I don't think average folks understand how Wall St. factors into it. Being fundamentally honest and hard-working themselves, they are loathe to believe that anything *other* than honest and ethical business practices would make a public company "successful". Even after Enron. And it's not that the executives of these companies are inherently evil - they are required BY LAW to do everything in their power to increase the value of their stock for shareholders. And the only way to earn the good opinion of Wall St. analysts is to make *more* profit this quarter than the same quarter last year. If they're operating at a steady rate of profitability - one that resulted in more coverage and more claims paid for consumers. Like 10%... that's not good enough for Wall St. They have to make 10.5% this year, 11% the next, 11.5% the next... etc. At some point, after you've cut costs and increased revenue by every ethical means available there's nothing left but to start ripping people off. At some point in the last decade they stepped over that line.

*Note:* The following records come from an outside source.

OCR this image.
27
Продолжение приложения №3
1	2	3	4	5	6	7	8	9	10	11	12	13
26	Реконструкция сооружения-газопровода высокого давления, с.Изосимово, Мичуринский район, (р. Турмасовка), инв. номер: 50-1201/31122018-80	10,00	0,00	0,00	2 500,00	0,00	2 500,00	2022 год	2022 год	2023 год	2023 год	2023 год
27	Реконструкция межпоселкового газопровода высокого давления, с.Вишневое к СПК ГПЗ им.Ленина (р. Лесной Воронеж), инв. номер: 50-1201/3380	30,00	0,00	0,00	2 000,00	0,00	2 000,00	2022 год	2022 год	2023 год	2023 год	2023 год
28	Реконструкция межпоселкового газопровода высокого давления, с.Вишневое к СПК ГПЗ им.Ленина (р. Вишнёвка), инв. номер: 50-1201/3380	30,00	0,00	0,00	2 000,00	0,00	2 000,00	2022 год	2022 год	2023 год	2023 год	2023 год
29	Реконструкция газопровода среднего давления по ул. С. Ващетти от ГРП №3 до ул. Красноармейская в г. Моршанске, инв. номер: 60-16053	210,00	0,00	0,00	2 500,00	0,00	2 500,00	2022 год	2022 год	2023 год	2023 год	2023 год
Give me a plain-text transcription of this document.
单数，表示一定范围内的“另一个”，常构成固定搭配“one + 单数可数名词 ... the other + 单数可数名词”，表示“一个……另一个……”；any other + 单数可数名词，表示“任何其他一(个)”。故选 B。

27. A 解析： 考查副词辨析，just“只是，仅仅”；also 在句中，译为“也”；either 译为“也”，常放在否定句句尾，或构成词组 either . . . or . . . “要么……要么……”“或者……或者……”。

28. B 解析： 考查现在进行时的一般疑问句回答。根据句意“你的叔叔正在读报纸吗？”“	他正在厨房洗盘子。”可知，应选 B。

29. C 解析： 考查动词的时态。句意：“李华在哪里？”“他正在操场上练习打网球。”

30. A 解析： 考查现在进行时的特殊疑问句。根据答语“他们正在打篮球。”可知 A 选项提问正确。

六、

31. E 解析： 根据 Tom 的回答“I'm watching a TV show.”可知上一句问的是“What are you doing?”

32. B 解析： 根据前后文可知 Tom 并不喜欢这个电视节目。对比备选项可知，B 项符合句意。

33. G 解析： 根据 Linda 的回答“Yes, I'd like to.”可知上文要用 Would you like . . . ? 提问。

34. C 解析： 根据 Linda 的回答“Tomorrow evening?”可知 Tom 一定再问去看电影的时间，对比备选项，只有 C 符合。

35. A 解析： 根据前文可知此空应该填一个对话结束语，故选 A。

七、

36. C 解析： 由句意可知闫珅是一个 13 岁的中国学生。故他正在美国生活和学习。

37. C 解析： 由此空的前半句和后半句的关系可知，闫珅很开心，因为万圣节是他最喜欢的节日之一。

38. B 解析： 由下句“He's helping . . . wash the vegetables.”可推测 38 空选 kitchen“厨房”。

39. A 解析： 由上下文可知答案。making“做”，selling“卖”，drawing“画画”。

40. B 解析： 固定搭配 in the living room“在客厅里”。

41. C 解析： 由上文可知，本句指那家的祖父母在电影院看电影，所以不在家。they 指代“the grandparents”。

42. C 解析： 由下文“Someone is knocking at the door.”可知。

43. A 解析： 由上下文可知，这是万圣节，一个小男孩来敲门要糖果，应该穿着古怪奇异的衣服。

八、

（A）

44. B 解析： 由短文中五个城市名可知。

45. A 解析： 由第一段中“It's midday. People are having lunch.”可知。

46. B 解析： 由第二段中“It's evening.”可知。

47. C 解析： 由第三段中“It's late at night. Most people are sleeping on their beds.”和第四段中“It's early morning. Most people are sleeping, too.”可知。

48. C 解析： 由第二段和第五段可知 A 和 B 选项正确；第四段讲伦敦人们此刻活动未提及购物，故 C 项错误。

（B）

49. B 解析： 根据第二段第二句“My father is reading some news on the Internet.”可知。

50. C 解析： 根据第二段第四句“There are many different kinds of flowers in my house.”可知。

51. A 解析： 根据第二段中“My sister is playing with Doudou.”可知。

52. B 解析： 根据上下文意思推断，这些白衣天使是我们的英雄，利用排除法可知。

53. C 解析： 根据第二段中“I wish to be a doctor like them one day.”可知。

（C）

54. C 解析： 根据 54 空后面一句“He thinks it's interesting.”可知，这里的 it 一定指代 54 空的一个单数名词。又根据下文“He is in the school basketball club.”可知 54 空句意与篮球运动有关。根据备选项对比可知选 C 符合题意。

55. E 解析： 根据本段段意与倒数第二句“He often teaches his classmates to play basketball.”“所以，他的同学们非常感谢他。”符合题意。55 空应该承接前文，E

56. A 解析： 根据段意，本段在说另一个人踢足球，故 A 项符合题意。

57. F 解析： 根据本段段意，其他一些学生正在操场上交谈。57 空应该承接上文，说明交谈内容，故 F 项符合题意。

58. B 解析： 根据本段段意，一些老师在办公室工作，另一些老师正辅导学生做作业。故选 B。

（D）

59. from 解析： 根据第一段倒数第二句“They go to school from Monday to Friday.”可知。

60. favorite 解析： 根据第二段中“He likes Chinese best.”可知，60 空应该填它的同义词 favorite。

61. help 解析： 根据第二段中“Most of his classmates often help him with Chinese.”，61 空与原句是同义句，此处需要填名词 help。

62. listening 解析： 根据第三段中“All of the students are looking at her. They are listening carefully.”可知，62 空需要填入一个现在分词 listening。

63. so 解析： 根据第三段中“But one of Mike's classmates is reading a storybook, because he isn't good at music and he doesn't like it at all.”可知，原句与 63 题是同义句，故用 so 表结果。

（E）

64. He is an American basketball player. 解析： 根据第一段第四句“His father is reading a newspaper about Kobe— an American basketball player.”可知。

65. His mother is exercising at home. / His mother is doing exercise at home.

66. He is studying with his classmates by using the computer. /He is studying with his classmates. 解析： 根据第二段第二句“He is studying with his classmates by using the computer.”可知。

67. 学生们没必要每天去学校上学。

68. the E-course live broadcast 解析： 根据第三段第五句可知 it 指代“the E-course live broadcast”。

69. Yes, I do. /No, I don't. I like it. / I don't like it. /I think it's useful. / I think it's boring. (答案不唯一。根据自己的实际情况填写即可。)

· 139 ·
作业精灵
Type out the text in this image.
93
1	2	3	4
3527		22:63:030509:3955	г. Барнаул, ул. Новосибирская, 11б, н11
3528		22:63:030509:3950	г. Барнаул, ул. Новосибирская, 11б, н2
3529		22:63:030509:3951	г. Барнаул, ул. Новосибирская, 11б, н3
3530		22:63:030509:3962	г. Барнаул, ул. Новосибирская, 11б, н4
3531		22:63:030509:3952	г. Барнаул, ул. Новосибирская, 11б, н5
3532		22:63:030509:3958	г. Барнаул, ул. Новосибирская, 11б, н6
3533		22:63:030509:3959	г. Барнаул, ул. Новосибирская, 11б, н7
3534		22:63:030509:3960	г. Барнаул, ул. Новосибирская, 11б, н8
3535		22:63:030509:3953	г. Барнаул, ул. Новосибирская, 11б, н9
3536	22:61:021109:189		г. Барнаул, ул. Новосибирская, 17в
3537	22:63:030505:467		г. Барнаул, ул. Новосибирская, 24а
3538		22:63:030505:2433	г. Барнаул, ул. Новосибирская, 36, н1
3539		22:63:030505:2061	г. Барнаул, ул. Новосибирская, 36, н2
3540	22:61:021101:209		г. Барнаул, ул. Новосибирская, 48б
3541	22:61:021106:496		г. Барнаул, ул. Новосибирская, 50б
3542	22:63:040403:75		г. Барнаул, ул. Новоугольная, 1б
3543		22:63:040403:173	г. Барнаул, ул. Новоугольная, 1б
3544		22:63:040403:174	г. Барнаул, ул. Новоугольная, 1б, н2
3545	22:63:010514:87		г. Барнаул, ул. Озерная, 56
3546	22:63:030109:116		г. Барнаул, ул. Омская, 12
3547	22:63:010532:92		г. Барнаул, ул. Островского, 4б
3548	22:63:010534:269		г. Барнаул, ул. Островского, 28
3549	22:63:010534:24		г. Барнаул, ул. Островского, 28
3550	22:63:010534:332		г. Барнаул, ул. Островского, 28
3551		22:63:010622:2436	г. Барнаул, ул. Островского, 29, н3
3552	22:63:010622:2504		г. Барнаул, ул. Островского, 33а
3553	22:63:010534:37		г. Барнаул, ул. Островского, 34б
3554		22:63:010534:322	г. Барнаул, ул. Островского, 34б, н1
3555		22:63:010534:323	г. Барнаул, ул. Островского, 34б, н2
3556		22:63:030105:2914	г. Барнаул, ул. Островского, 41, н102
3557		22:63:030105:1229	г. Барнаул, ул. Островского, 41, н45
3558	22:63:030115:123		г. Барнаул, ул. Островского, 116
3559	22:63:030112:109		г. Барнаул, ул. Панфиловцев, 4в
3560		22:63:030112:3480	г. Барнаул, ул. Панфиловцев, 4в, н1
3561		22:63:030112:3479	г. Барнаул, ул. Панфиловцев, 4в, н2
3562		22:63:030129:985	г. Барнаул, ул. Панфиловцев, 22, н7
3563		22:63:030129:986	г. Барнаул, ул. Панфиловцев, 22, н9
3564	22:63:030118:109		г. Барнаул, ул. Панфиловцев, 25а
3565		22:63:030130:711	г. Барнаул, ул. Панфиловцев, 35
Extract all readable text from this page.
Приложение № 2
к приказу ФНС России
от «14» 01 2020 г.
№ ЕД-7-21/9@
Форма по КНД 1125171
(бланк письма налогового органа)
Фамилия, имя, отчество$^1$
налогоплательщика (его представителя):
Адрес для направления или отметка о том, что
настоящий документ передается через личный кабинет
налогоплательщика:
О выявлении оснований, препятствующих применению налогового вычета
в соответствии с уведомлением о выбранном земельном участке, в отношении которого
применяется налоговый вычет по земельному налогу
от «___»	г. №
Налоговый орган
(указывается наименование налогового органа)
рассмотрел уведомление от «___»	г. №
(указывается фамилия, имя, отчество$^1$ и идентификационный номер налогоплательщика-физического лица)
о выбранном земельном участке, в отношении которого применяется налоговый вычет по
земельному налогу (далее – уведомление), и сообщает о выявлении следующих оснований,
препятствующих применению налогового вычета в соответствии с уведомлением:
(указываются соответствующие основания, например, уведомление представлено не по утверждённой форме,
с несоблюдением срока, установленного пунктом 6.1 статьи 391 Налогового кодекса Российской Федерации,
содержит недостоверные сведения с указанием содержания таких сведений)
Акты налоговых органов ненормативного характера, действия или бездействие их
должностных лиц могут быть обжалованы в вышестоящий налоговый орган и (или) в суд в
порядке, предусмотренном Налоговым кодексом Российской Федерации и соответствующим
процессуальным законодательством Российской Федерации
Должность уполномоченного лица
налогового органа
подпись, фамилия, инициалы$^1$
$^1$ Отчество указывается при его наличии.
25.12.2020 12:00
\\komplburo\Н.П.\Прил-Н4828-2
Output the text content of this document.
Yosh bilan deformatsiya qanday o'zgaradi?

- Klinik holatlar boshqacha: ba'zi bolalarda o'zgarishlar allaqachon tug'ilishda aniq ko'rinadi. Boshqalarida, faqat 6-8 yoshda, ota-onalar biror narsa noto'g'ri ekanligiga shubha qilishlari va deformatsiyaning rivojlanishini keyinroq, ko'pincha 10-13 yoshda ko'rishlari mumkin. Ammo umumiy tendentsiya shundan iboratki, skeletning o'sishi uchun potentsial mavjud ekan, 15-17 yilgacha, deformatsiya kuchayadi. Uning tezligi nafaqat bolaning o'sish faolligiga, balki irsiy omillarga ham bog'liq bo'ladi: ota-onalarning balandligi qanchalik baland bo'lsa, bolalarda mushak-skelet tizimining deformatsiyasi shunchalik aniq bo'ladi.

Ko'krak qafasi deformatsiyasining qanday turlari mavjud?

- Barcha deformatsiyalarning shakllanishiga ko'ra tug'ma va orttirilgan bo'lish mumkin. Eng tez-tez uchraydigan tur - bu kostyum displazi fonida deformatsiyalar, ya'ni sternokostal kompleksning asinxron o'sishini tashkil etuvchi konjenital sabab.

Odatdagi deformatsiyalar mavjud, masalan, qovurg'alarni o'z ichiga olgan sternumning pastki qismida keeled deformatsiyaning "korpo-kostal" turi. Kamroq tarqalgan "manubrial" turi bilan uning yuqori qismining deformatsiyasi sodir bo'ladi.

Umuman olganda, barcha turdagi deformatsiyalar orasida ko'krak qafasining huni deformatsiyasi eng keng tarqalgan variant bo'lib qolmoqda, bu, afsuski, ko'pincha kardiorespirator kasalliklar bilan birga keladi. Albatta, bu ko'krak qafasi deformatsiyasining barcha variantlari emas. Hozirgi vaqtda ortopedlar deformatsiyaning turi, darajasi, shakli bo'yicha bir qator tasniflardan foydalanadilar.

Critics of Potter have tried to write him off in the court of public opinion as just another disgruntled ex-employee. But if that were the case and he were making all of this up... where are the lawsuits for libel/slander? Cigna's got an army of corporate attorneys who could whip out a request to cease and desist in the space of a coffee break if there were any hint that what Potter is alleging is not provable in a court of law. Why no legal action? Because the last thing they want is their dirty laundry hung out to dry.

In case you missed it, here's a transcript of Potter's damning testimony before the Senate commerce committee at the end of June. Some snips:

"Unless required by state law, insurers often refuse to tell customers how much of their premiums are actually being paid out in claims. A Houston employer could not get that information until the Texas legislature passed a law a few years ago requiring insurers to disclose it. That Houston employer discovered that its insurer was demanding a 22 percent rate increase in 2006 even though it had paid out only 9 percent of the employer’s premium dollars for care the year before.
It’s little wonder that insurers try to hide information like that from its customers. Many people fall victim to these industry tactics, but the Houston employer might have known better – it was the Harris County Medical Society, the county doctors’ association."